April 14, 2010 at 06:14 AM
4 minute read
£28m fine for RBS in price-sharing case underlines tougher competition regime
For years competition policy in the UK seemed to be a case of plenty of talk but little action. But the Office of Fair Trading's (OFT) move last month in fining Royal Bank of Scotland (RBS) a hefty £28.6m for breaching competition law is the latest in a series of recent reminders that the years of hot air are finally translating into a more robust enforcement policy.
As Slaughter and May competition partner Michael Rowe acknowledges: "The OFT is increasingly seen as a robust and effective regulator. In the boardroom over the last few years people have sat up and taken notice. Directors can no longer afford to ignore competition law – the financial penalties and risk of imprisonment are too severe."
The RBS decision was notable for several reasons, marking the first major case against a financial services company, a sector that has been in the regulator's sights for a long time but, until recently, with little to show for it. The case, which began two years ago and involved the illegal sharing of pricing information on commercial loans to solicitors and accountants between two individuals at Barclays and RBS, will be viewed as symbolic.
For one, the high level of the fine has attracted attention, given that the OFT was only pursuing data-sharing rather than a full-blown conspiracy to fix prices.

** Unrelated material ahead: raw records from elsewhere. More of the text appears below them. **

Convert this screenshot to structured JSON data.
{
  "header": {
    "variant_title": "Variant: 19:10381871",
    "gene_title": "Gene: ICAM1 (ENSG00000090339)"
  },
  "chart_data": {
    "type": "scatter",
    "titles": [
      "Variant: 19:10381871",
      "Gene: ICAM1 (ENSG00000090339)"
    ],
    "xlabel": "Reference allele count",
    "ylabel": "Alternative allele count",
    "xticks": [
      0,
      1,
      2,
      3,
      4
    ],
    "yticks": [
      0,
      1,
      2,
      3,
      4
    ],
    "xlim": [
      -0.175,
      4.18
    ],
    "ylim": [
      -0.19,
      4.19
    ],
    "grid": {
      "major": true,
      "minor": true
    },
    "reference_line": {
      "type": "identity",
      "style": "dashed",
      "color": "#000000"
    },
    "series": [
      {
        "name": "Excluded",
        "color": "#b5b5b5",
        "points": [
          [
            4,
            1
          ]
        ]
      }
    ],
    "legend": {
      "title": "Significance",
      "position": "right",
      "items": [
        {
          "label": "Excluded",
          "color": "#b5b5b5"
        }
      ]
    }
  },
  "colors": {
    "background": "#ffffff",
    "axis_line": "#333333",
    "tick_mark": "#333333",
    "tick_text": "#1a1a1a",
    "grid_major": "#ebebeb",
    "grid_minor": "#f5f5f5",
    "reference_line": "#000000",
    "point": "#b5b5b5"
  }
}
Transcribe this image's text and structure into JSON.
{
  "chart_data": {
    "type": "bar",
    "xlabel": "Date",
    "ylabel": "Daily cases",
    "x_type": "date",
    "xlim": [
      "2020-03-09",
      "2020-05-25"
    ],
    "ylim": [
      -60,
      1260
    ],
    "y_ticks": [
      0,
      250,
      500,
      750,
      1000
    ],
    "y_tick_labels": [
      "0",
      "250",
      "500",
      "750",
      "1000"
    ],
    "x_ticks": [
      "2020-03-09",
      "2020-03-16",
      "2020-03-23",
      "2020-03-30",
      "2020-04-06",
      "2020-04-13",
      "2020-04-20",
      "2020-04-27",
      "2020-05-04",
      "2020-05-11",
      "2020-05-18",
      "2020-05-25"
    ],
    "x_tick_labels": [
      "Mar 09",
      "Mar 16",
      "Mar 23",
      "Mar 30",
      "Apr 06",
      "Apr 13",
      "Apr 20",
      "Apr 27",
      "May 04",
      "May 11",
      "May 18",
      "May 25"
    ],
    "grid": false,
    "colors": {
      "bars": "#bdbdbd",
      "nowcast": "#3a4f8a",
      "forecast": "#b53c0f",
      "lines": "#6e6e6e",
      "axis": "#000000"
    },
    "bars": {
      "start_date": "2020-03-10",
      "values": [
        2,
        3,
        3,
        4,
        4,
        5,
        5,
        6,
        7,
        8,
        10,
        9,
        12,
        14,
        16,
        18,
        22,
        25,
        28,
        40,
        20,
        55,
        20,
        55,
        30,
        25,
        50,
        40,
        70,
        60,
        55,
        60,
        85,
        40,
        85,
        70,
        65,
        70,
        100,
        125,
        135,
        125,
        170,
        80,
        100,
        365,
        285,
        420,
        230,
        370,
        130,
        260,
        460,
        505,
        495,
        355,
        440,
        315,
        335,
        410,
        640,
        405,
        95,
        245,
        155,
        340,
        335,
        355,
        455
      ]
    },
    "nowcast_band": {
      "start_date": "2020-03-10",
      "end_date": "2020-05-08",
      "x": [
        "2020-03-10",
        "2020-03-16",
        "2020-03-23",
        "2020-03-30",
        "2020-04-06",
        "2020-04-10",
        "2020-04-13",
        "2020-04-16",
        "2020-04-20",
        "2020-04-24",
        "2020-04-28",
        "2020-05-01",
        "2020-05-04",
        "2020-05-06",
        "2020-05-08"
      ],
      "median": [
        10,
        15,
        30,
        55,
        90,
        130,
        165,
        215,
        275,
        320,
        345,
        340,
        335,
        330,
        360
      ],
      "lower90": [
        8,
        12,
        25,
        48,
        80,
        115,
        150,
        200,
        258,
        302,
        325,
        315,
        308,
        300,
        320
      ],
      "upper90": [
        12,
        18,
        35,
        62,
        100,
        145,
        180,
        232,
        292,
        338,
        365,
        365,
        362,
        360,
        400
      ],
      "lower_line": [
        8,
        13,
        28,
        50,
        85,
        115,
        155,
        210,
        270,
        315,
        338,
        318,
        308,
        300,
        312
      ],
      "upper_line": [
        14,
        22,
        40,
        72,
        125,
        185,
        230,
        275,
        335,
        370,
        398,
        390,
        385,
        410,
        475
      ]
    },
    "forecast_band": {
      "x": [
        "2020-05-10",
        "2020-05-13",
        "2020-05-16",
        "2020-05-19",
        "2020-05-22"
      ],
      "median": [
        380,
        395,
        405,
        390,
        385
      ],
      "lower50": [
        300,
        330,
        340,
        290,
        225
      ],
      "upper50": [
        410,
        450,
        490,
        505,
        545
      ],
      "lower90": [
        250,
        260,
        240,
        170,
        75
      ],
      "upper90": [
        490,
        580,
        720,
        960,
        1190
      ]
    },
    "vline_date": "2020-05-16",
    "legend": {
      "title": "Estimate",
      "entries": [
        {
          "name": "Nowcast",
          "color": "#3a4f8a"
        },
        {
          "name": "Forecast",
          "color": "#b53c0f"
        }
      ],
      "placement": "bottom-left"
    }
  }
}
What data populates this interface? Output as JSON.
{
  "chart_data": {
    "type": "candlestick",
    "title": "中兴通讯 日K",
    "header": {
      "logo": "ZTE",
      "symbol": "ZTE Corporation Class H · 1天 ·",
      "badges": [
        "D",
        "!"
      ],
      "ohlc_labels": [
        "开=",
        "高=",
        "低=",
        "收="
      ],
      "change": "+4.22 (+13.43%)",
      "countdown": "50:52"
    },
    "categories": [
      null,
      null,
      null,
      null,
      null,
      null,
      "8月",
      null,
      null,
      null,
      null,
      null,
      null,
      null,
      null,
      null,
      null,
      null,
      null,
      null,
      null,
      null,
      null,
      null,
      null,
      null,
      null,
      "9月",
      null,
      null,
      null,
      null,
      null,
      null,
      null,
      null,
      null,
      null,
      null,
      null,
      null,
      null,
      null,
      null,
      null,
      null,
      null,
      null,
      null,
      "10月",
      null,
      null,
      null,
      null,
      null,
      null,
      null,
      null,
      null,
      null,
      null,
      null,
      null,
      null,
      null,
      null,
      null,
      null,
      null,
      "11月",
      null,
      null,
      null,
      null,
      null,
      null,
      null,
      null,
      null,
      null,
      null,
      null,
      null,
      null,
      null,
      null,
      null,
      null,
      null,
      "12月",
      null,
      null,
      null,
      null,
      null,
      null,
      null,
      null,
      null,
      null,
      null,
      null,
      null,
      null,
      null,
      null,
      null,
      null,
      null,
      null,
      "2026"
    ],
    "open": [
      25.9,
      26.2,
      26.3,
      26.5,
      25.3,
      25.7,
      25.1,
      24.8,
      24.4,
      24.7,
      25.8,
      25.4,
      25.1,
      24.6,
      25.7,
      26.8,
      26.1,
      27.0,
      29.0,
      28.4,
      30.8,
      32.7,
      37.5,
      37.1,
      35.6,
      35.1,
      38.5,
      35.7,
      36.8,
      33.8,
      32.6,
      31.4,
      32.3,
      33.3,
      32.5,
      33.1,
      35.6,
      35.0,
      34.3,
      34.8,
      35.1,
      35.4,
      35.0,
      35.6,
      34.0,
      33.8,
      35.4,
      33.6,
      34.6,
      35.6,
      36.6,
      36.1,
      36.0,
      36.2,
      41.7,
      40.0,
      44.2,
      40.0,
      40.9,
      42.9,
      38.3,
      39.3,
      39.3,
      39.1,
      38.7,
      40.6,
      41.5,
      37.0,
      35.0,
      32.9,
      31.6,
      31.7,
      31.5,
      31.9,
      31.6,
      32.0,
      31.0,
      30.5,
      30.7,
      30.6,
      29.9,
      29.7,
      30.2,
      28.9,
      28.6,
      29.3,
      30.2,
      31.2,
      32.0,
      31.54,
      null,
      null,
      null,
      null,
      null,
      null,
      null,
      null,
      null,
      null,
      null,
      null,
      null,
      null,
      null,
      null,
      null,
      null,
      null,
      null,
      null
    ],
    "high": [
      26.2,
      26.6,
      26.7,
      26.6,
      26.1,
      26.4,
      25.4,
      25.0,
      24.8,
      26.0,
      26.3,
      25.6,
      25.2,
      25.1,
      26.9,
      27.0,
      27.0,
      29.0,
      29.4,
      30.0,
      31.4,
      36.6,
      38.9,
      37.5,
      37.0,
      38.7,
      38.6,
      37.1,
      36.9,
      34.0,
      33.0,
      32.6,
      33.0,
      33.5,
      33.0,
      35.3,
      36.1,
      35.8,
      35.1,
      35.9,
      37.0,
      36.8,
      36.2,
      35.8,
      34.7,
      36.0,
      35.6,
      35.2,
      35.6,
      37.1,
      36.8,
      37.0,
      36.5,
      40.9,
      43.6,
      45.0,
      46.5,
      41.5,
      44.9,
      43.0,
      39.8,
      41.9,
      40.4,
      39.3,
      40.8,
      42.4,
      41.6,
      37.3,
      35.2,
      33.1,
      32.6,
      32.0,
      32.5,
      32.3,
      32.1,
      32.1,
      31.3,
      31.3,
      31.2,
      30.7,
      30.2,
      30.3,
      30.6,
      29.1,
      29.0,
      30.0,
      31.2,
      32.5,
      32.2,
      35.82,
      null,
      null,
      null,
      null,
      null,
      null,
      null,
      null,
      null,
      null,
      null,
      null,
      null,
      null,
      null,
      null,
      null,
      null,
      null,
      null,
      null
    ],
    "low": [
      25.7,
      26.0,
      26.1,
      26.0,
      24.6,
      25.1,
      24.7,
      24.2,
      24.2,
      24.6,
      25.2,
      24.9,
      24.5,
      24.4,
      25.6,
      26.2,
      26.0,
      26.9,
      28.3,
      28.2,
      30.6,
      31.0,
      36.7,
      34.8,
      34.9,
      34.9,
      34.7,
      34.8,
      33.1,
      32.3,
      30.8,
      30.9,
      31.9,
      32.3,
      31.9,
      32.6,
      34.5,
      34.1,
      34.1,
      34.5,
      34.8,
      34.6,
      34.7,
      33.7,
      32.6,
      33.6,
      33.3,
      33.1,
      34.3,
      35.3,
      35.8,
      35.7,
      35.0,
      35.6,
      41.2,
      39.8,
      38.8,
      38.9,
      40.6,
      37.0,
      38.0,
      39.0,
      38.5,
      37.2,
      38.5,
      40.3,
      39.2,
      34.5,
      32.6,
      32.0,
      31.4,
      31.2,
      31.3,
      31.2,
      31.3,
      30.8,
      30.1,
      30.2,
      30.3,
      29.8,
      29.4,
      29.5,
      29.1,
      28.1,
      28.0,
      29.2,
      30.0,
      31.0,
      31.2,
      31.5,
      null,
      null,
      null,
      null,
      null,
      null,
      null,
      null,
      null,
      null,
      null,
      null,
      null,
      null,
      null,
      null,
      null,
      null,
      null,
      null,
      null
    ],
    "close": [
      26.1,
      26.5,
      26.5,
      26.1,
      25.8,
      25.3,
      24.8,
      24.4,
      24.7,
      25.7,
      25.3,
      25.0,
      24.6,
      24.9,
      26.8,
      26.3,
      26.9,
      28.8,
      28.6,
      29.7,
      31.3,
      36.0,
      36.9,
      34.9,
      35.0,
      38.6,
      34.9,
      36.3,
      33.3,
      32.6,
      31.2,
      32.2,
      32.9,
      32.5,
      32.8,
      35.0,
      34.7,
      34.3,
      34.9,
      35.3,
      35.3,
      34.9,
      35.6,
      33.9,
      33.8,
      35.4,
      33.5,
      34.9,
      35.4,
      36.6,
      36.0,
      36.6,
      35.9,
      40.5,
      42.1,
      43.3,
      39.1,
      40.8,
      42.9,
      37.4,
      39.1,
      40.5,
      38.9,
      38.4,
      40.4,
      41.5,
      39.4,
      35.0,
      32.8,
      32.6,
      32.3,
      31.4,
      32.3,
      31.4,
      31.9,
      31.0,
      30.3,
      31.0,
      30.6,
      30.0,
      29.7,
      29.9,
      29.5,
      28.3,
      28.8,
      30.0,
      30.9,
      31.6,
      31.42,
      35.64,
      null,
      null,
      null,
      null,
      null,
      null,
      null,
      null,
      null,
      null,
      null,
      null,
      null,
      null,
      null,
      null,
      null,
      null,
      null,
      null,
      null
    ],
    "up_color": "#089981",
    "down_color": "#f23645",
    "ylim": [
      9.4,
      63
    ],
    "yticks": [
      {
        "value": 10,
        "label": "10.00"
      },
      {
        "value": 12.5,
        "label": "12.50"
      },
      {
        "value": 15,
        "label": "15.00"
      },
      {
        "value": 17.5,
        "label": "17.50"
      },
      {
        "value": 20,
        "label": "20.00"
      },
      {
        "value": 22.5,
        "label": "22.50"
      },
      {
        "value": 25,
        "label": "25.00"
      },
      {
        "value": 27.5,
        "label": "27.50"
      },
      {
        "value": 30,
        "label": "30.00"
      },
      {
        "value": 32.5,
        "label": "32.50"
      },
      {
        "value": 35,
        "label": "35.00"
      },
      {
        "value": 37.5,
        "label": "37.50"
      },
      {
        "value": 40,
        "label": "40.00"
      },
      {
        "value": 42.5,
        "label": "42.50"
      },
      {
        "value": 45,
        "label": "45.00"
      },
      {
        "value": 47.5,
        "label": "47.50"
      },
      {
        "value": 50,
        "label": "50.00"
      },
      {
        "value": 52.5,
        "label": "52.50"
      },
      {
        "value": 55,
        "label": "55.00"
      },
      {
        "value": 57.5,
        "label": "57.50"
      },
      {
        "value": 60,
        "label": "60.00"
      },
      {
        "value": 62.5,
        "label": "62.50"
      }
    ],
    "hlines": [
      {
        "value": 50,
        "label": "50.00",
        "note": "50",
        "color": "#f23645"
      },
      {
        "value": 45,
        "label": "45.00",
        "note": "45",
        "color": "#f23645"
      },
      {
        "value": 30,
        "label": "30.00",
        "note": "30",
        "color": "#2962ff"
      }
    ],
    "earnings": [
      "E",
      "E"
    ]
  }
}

Also significant is the use of the OFT's leniency policy, which saw Barclays gain immunity from action in return for providing the initial tip-off, a tactic that echoes established US-style enforcement.
Competition advisers also see the case as underlining the OFT's desire to achieve an effective deterrent by putting together the kind of high-profile cases that will hit the headlines. This has been particularly evident with anti-cartel activity, most prominently when British Airways (BA) was hit last year by a £121.5m fine for price-fixing fuel surcharges after industry rival Virgin turned whistleblower. A criminal trial involving four BA defendants kicked off in court this week, the first time that the OFT has used powers gained to bring such cases.
Other cartel investigations have resulted in the OFT last year fining 103 construction companies a total of £129.5m for bid rigging activity, while the regulator is due to report its findings on two cartel investigations within the dairy and tobacco industries within weeks. Investigations in this area span an eclectic mix of industries and are perhaps indicative of the commitment from the OFT and Brussels to stamp out anti-competitive behaviour while focusing on issues key to consumers. By consensus, the OFT is as focused on putting pressure on entire industries through high-profile investigations as it is individual regulatory breaches where it can be argued that consumers are suffering.
There is also the expectation that there will be an increasing number of follow-on actions from private companies or individuals seeking redress where there have been regulatory findings of cartel behaviour.
For many competition veterans, this underlying shift towards a tougher enforcement regime looks set to remain regardless of which party wins the general election, with the Conservative Party in recent weeks floating the idea of a new investigation into the financial services industry. As Freshfields Bruckhaus Deringer's Deirdre Trapp comments: "[The OFT] has had a pretty tough agenda for the past three to four years and it seems that in this economic environment they are still keeping in line with that agenda and won't be put off."